The long wait finally ends on Friday night

It has been exactly 10 years since the New York Knicks won a home playoff game.

On April 22, 2011, Allen Houston, Latrell Sprewell and Marcus Camby led a team coached by Jeff Van Gundy past the Toronto Raptors to jump out to a one-game lead in the first round of the Eastern Conference playoffs. They would win one more game in that series, then shuffle off to defeat and begin the long, dreadful process of becoming a punchline to every joke in the NBA.

We don't really remember much about that game, but we do remember the way the Garden felt back in those days. When the Knicks were playing a postseason game, there wasn't any place on Earth that mattered.

It was the center of the universe and that's why so much of the angst about what's happened to the Knicks always focused on the fact that the Garden no longer roared in the manner it deserved. We got tastes of it this season, especially on the night that Carmelo Anthony arrived in New York, but nothing like what we're going to see on Friday.

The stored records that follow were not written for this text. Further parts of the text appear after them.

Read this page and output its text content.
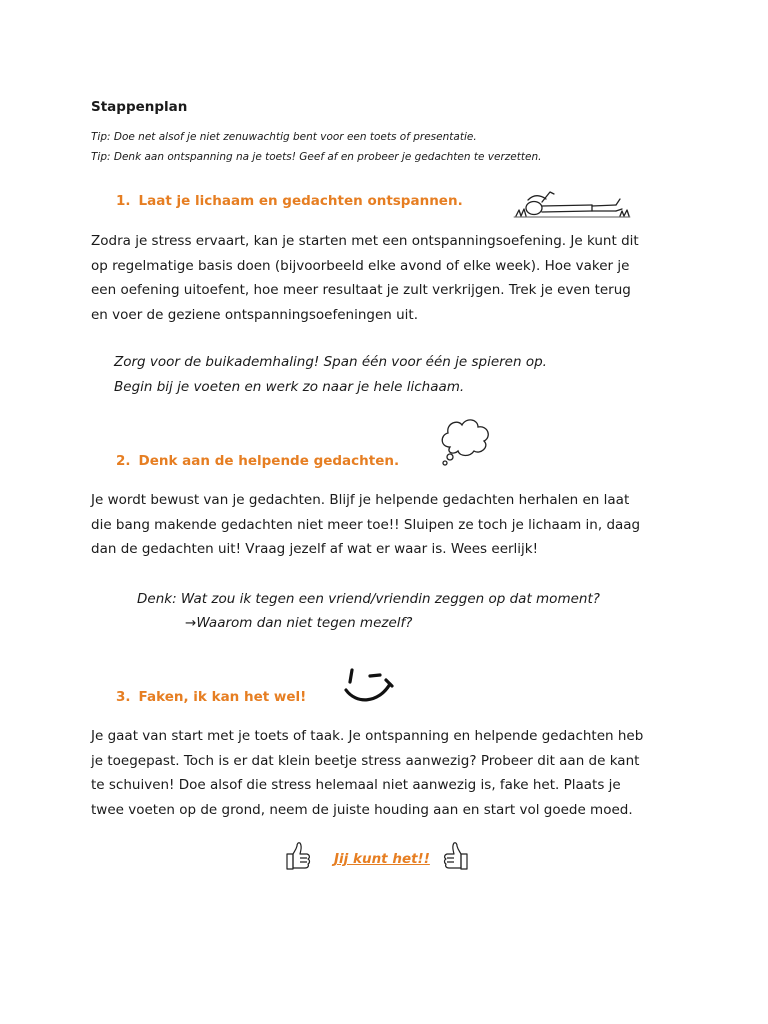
Stappenplan
Tip: Doe net alsof je niet zenuwachtig bent voor een toets of presentatie.
Tip: Denk aan ontspanning na je toets! Geef af en probeer je gedachten te verzetten.
1. Laat je lichaam en gedachten ontspannen.
Zodra je stress ervaart, kan je starten met een ontspanningsoefening. Je kunt dit
op regelmatige basis doen (bijvoorbeeld elke avond of elke week). Hoe vaker je
een oefening uitoefent, hoe meer resultaat je zult verkrijgen. Trek je even terug
en voer de geziene ontspanningsoefeningen uit.
Zorg voor de buikademhaling! Span één voor één je spieren op.
Begin bij je voeten en werk zo naar je hele lichaam.
2. Denk aan de helpende gedachten.
Je wordt bewust van je gedachten. Blijf je helpende gedachten herhalen en laat
die bang makende gedachten niet meer toe!! Sluipen ze toch je lichaam in, daag
dan de gedachten uit! Vraag jezelf af wat er waar is. Wees eerlijk!
Denk: Wat zou ik tegen een vriend/vriendin zeggen op dat moment?
→Waarom dan niet tegen mezelf?
3. Faken, ik kan het wel!
Je gaat van start met je toets of taak. Je ontspanning en helpende gedachten heb
je toegepast. Toch is er dat klein beetje stress aanwezig? Probeer dit aan de kant
te schuiven! Doe alsof die stress helemaal niet aanwezig is, fake het. Plaats je
twee voeten op de grond, neem de juiste houding aan en start vol goede moed.
Jij kunt het!!
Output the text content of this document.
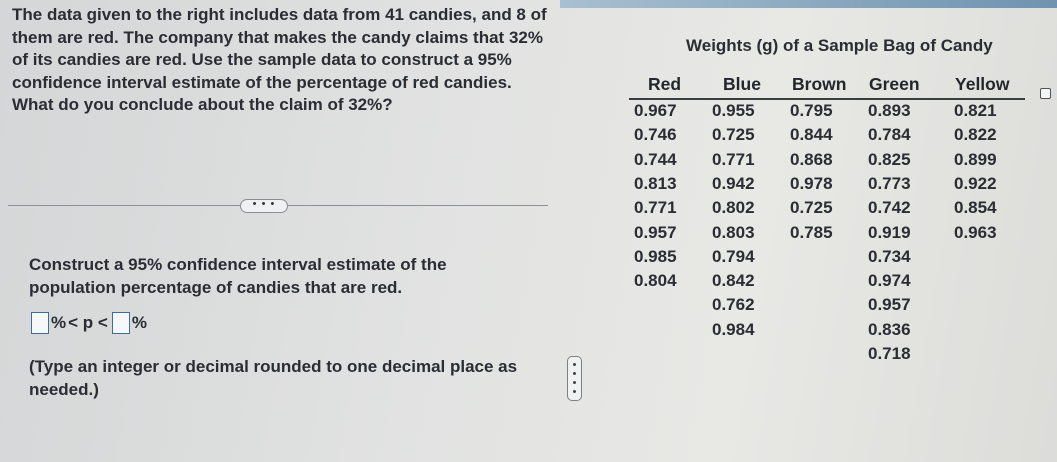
The data given to the right includes data from 41 candies, and 8 of them are red. The company that makes the candy claims that 32% of its candies are red. Use the sample data to construct a 95% confidence interval estimate of the percentage of red candies. What do you conclude about the claim of 32%?

• • •

Construct a 95% confidence interval estimate of the population percentage of candies that are red.

% < p < %

(Type an integer or decimal rounded to one decimal place as needed.)

Weights (g) of a Sample Bag of Candy
Red Blue Brown Green Yellow
0.967
0.746
0.744
0.813
0.771
0.957
0.985
0.804
0.955
0.725
0.771
0.942
0.802
0.803
0.794
0.842
0.762
0.984
0.795
0.844
0.868
0.978
0.725
0.785
0.893
0.784
0.825
0.773
0.742
0.919
0.734
0.974
0.957
0.836
0.718
0.821
0.822
0.899
0.922
0.854
0.963
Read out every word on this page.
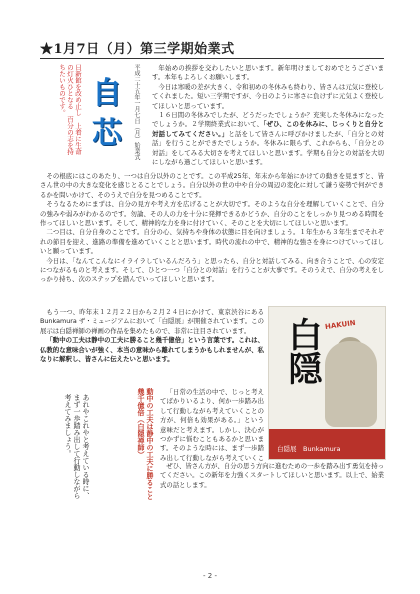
★1月7日（月）第三学期始業式
日新館を改め止し　上着に生命の灯火ひとなる　百分の志を持ちたいものです。 自
芯 平成二十五年一月七日（月）始業式	年始めの挨拶を交わしたいと思います。新年明けましておめでとうございます。本年もよろしくお願いします。

今日は寒暖の差が大きく、令和初めの冬休みも終わり、皆さんは元気に登校してくれました。短い三学期ですが、今日のように寒さに負けずに元気よく登校してほしいと思っています。

１６日間の冬休みでしたが、どうだったでしょうか？充実した冬休みになったでしょうか。２学期終業式において、「ぜひ、このを休みに、じっくりと自分と対話してみてください。」と話をして皆さんに呼びかけましたが、「自分との対話」を行うことができたでしょうか。冬休みに限らず、これからも、「自分との対話」をしてみる大切さを考えてほしいと思います。学期も自分との対話を大切にしながら過ごしてほしいと思います。

その根底にはこのあたり、一つは自分以外のことです。この平成25年、年末から年始にかけての動きを見ますと、皆さん世の中の大きな変化を感じとることでしょう。自分以外の世の中や自分の周辺の変化に対して謙う姿勢で何ができるかを問いかけて、そのうえで自分を見つめることです。

そうなるためにまずは、自分の見方や考え方を広げることが大切です。そのような自分を理解していくことで、自分の強みや弱みがわかるのです。勿論、その人の力を十分に発揮できるかどうか、自分のことをしっかり見つめる時間を作ってほしいと思います。そして、精神的な力を身に付けていく、そのことを大切にしてほしいと思います。

二つ目は、自分自身のことです。自分の心、気持ちや身体の状態に目を向けましょう。１年生から３年生までそれぞれの節目を迎え、進路の準備を進めていくことと思います。時代の流れの中で、精神的な強さを身につけていってほしいと願っています。

今日は、「なんてこんなにイライラしているんだろう」と思ったら、自分と対話してみる、向き合うことで、心の安定につながるものと考えます。そして、ひとつ一つ「自分との対話」を行うことが大事です。そのうえで、自分の考えをしっかり持ち、次のステップを踏んでいってほしいと思います。

もう一つ、昨年末１２月２２日から２月２４日にかけて、東京渋谷にある Bunkamura ザ・ミュージアムにおいて「白隠展」が開催されています。この展示は白隠禅師の禅画の作品を集めたもので、非常に注目されています。

「動中の工夫は静中の工夫に勝ること幾千億倍」という言葉です。これは、仏教的な意味合いが強く、本当の意味から離れてしまうかもしれませんが、私なりに解釈し、皆さんに伝えたいと思います。	白隠 HAKUIN
白隠展　Bunkamura
動中の工夫は静中の工夫に勝ること幾千億倍（白隠禅師）
あれやこれやと考えている時に、まず一歩踏み出して行動しながら考えてみましょう。

「日常の生活の中で、じっと考えてばかりいるより、何か一歩踏み出して行動しながら考えていくことの方が、何倍も効果がある。」という意味だと考えます。しかし、決心がつかずに悩むこともあるかと思います。そのような時には、まず一歩踏み出して行動しながら考えていくこ

ぜひ、皆さん方が、自分の思う方向に進むための一歩を踏み出す勇気を持ってください。この新年を力強くスタートしてほしいと思います。以上で、始業式の話とします。

- 2 -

Madison Square Garden is going to be rocking the way only a building containing a decade of pent-up frustrations. All of the remaining pain caused by Starbury, Isiah, Eddy Curry and James Dolan will be released with a mighty roar that just might speed up the renovations if things aren't nailed down quite right.

If anything, the fact that the Knicks are down 2-0 will make the crowd even louder and more energetic than it would be under other circumstances. The two games is Boston were so close, under such adverse circumstances, that it isn't hard to see the crowd operating under the belief that they can be the extra push the Knicks need to get over the hump.

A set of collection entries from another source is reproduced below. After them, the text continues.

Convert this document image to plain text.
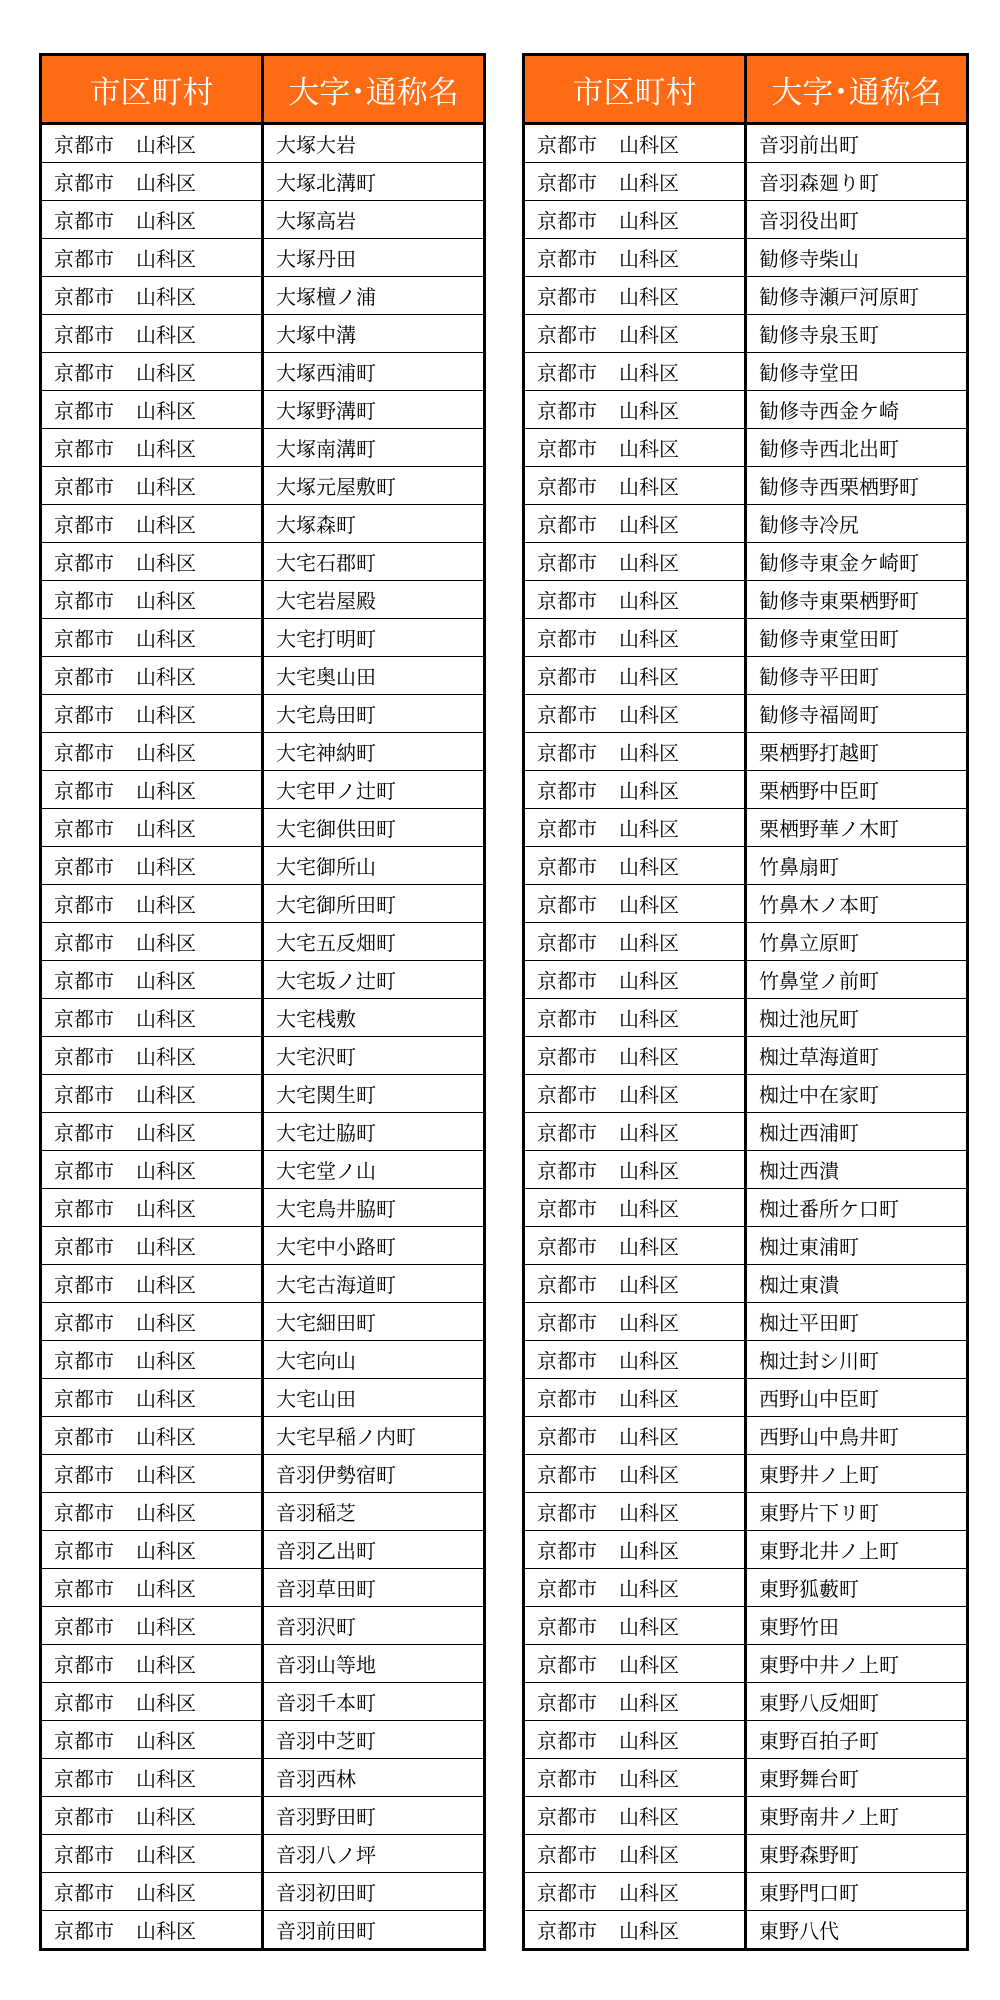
市区町村	大字･通称名
京都市 山科区	大塚大岩
京都市 山科区	大塚北溝町
京都市 山科区	大塚高岩
京都市 山科区	大塚丹田
京都市 山科区	大塚檀ノ浦
京都市 山科区	大塚中溝
京都市 山科区	大塚西浦町
京都市 山科区	大塚野溝町
京都市 山科区	大塚南溝町
京都市 山科区	大塚元屋敷町
京都市 山科区	大塚森町
京都市 山科区	大宅石郡町
京都市 山科区	大宅岩屋殿
京都市 山科区	大宅打明町
京都市 山科区	大宅奥山田
京都市 山科区	大宅鳥田町
京都市 山科区	大宅神納町
京都市 山科区	大宅甲ノ辻町
京都市 山科区	大宅御供田町
京都市 山科区	大宅御所山
京都市 山科区	大宅御所田町
京都市 山科区	大宅五反畑町
京都市 山科区	大宅坂ノ辻町
京都市 山科区	大宅桟敷
京都市 山科区	大宅沢町
京都市 山科区	大宅関生町
京都市 山科区	大宅辻脇町
京都市 山科区	大宅堂ノ山
京都市 山科区	大宅鳥井脇町
京都市 山科区	大宅中小路町
京都市 山科区	大宅古海道町
京都市 山科区	大宅細田町
京都市 山科区	大宅向山
京都市 山科区	大宅山田
京都市 山科区	大宅早稲ノ内町
京都市 山科区	音羽伊勢宿町
京都市 山科区	音羽稲芝
京都市 山科区	音羽乙出町
京都市 山科区	音羽草田町
京都市 山科区	音羽沢町
京都市 山科区	音羽山等地
京都市 山科区	音羽千本町
京都市 山科区	音羽中芝町
京都市 山科区	音羽西林
京都市 山科区	音羽野田町
京都市 山科区	音羽八ノ坪
京都市 山科区	音羽初田町
京都市 山科区	音羽前田町
市区町村	大字･通称名
京都市 山科区	音羽前出町
京都市 山科区	音羽森廻り町
京都市 山科区	音羽役出町
京都市 山科区	勧修寺柴山
京都市 山科区	勧修寺瀬戸河原町
京都市 山科区	勧修寺泉玉町
京都市 山科区	勧修寺堂田
京都市 山科区	勧修寺西金ケ崎
京都市 山科区	勧修寺西北出町
京都市 山科区	勧修寺西栗栖野町
京都市 山科区	勧修寺冷尻
京都市 山科区	勧修寺東金ケ崎町
京都市 山科区	勧修寺東栗栖野町
京都市 山科区	勧修寺東堂田町
京都市 山科区	勧修寺平田町
京都市 山科区	勧修寺福岡町
京都市 山科区	栗栖野打越町
京都市 山科区	栗栖野中臣町
京都市 山科区	栗栖野華ノ木町
京都市 山科区	竹鼻扇町
京都市 山科区	竹鼻木ノ本町
京都市 山科区	竹鼻立原町
京都市 山科区	竹鼻堂ノ前町
京都市 山科区	椥辻池尻町
京都市 山科区	椥辻草海道町
京都市 山科区	椥辻中在家町
京都市 山科区	椥辻西浦町
京都市 山科区	椥辻西潰
京都市 山科区	椥辻番所ケ口町
京都市 山科区	椥辻東浦町
京都市 山科区	椥辻東潰
京都市 山科区	椥辻平田町
京都市 山科区	椥辻封シ川町
京都市 山科区	西野山中臣町
京都市 山科区	西野山中鳥井町
京都市 山科区	東野井ノ上町
京都市 山科区	東野片下リ町
京都市 山科区	東野北井ノ上町
京都市 山科区	東野狐藪町
京都市 山科区	東野竹田
京都市 山科区	東野中井ノ上町
京都市 山科区	東野八反畑町
京都市 山科区	東野百拍子町
京都市 山科区	東野舞台町
京都市 山科区	東野南井ノ上町
京都市 山科区	東野森野町
京都市 山科区	東野門口町
京都市 山科区	東野八代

It looks like the team will be without Chauncey Billups and Amar'e Stoudemire is a big unknown, but that's not going to make for a gloomy crowd. It is going to make everyone that much more convinced that their voices will be the difference.

They will also be inspired by the prospect of the Knicks falling behind 3-0 in the series which would be, for all intents and purposes, a death knell for the team's chances. As much progress as they've made this year and as right the path finally seems to be for the team, a quick and painful out in the playoffs would put a serious damper on things.

All of that will be part of the joyful noise coming from the middle of Manhattan at about 7:04 on Friday night. Win or lose, it will be a glorious moment in the recent history of this franchise.

If that noise is coming again a few hours later, it will be all the more glorious and little more than precursor to an even more joyful one on Sunday.